I fumble in my canvas bag for my camera, squeeze the plastic tab and slide it along the nylon cord opening the camera bag. No cell phone, and my camera seems oddly out of place. It doesn’t matter, because my girl is turning her face away with a frown, her butt-length blond hair falling over her face despite the plum colored sequined headband.
“OK,” I give up on the picture. “Let’s wash hands.”
She hops up the gray wooden steps at the side of the sink, turns on the water, rubs with soap, rinses. She pushes me out of the way as I reach to hand her a paper towel.

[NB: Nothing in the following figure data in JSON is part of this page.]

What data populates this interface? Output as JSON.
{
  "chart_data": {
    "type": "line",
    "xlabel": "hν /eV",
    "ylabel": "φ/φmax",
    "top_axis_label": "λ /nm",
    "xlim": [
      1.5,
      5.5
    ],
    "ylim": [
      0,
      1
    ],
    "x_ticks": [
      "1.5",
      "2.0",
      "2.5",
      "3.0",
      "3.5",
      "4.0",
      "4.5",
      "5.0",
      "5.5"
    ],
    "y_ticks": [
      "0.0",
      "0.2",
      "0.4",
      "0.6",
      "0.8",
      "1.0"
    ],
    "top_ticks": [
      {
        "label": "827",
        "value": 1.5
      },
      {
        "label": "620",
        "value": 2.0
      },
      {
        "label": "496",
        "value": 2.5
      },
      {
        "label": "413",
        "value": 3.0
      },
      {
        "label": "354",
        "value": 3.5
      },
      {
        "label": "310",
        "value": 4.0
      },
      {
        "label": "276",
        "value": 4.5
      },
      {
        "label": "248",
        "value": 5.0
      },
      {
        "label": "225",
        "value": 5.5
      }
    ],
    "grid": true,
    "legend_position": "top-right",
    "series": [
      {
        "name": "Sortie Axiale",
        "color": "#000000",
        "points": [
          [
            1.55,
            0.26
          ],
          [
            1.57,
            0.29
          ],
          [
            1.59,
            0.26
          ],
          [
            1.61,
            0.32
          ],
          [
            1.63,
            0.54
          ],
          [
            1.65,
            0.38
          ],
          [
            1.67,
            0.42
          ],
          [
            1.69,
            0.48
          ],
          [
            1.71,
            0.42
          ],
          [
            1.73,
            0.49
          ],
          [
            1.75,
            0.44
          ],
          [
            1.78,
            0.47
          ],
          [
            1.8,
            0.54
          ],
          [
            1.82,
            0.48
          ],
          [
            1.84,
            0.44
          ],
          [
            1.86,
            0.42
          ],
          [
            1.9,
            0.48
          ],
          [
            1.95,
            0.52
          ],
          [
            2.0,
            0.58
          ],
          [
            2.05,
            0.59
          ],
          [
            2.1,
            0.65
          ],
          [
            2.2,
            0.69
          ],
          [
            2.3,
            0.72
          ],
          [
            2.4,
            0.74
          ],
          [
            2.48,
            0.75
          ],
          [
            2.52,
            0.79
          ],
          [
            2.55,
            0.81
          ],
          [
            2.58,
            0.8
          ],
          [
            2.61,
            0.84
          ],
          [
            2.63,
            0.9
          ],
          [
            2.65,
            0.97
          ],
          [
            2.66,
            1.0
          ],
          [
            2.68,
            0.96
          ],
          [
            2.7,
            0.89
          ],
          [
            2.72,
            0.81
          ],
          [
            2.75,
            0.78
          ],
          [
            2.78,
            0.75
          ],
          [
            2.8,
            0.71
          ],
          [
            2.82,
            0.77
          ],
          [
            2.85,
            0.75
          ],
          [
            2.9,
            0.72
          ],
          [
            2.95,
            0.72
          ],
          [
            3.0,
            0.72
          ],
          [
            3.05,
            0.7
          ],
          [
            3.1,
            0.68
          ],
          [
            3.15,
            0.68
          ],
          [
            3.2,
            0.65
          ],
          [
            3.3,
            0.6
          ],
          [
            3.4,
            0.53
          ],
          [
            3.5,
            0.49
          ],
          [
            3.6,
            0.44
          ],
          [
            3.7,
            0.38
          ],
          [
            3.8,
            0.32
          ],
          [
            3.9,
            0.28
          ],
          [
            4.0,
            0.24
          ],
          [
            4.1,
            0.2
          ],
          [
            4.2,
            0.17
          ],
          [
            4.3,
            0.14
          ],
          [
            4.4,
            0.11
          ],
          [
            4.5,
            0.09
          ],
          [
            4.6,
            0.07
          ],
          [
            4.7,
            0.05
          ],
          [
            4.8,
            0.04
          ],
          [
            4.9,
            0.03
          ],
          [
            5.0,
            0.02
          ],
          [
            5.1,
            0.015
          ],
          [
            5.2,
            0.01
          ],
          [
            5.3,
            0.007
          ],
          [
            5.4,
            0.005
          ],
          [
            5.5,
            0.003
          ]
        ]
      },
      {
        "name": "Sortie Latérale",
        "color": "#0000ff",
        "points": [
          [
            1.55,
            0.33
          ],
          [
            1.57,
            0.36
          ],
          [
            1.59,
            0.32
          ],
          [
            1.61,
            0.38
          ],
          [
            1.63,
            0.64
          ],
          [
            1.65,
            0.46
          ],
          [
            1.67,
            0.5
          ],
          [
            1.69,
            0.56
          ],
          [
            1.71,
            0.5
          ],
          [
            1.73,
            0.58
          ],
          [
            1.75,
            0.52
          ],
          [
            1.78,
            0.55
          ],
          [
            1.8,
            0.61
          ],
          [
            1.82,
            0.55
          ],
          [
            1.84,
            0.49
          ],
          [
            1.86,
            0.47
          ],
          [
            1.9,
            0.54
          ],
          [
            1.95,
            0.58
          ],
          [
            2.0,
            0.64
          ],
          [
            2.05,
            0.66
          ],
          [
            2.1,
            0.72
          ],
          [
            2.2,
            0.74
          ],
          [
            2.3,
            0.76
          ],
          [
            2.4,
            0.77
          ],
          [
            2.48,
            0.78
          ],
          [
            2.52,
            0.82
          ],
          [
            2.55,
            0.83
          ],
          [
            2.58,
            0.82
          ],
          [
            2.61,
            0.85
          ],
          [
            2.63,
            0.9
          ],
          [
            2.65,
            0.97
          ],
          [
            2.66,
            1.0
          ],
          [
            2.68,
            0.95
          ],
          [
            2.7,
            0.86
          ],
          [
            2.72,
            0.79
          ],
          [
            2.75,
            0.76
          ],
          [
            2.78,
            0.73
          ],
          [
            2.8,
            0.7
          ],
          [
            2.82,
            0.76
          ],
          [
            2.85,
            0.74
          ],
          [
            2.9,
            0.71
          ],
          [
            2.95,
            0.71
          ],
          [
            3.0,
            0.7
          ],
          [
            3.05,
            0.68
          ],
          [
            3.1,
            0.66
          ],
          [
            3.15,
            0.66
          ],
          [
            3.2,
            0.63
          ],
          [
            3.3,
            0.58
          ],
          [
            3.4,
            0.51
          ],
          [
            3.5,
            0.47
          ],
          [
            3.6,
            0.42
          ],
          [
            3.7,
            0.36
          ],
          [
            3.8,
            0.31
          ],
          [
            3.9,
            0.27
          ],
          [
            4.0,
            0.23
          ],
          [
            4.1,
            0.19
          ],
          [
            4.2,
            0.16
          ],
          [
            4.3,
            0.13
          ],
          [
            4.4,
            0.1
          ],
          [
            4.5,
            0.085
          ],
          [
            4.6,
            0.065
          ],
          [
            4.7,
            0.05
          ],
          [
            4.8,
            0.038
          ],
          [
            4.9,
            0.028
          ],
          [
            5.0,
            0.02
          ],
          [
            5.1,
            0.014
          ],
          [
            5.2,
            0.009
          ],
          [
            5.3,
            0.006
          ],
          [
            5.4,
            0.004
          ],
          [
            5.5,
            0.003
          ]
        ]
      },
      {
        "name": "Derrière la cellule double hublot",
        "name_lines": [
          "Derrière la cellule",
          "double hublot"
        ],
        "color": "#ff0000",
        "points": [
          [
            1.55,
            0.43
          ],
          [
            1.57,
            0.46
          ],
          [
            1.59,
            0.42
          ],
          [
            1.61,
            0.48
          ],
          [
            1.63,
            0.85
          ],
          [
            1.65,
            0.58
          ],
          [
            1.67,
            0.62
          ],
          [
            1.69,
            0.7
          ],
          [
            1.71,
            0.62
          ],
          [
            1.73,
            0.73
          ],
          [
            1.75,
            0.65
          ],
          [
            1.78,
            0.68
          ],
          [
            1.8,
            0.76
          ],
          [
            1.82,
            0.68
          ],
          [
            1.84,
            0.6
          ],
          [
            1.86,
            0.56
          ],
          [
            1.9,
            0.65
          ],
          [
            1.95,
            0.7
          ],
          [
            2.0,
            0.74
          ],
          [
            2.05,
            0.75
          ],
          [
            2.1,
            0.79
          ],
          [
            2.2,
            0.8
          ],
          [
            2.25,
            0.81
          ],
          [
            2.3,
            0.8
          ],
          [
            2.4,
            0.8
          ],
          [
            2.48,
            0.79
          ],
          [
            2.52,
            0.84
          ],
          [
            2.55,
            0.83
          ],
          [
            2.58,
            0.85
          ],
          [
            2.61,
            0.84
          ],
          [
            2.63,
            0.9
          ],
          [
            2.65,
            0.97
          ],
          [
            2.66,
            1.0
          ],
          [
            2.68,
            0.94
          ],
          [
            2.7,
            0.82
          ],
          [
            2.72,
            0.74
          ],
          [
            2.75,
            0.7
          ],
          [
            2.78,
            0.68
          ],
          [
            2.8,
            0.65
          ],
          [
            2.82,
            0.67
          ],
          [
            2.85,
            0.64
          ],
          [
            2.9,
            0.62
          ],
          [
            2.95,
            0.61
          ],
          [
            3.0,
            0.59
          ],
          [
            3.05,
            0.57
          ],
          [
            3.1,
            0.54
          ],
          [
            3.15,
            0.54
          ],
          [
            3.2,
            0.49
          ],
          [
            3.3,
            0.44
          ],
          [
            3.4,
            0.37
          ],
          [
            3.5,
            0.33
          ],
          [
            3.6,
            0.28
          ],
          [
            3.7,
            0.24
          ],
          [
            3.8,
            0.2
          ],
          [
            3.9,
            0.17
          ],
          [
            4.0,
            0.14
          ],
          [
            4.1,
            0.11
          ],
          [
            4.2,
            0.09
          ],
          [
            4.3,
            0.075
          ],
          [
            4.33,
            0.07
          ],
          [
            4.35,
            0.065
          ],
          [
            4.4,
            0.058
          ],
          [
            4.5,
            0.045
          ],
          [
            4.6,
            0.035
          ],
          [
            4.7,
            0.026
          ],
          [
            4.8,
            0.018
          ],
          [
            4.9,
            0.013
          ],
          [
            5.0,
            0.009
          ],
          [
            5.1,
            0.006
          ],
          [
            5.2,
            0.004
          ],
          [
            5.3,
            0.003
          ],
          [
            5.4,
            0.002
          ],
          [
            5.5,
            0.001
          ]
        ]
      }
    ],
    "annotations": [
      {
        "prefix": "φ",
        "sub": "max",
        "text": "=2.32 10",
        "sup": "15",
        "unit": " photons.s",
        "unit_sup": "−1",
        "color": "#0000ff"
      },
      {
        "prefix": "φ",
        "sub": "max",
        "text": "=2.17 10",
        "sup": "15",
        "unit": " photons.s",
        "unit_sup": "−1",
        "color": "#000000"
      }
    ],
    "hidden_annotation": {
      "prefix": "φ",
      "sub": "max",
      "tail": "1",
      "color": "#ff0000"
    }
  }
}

Laurie welcomes her to the room. She points out the sand table, and even as I wonder if K will choose to play with coarse sand and brightly colored tools and cups I point out the mound of giant Legos on the next table. I see “The Kissing Hand” in the book rack behind the primary color alphabet rug, a book we’ve been reading at bedtime all week.
Teachers sway through the crowd, bending to say a welcome or offer an activity. Parents hover and hug and wonder when to leave.
I’m behind Kathleen, surveying the room over her head, as we hover between entryway and the room proper. Her hand—so soft, so small—slides into mine as we enter the room, uncertain at first, and then insistent, tugging as she sees where she wants to go. I wend through waist-high people following her lead.
Kathleen pulls a puzzle—multicolored hot air balloons—off a shelf, plops down on the low-pile rug, and dumps it out. She starts trying pieces and I try to refrain from putting my hands on them to shift them, refrain from telling her where they go. But one of my hands, large next to hers, nails short, slips the first piece into place as she starts to pull it away. Then she gets it and the rest of the picture comes together quickly.
Without a word to me, she puts the puzzle back on the shelf and pulls down another. “I guess I’ll go now. Dad will be here in a little while to pick you up. I love you.” She keeps working on her puzzle, as I hug her, her hair silky, the tulle layers on her skirt scratchy. I’m not even sure she said bye, this girl of mine who wouldn’t let me leave the house for a run or to work for two hours without a hug and a kiss.
I make my way back through the little people exploring this new place, back to the entryway where the crowd has thinned, the cubbies filled mostly with backpacks and sweatshirts. I pause for a moment, glance back, and then step out of the room, up the stairs, out into the bright September sun.
When I get back in my car, it’s quiet. Three hours to wait and wonder what happened during the rest of the first day of school.
Write with Me:
I wrote yesterday about the first day of kindergarten, but poking around in my files, I found this description of the first day of preschool. What a change for my daughter.
Did you send one of your kids off to school recently? Do you remember one of your first days in particular? Describe that experience.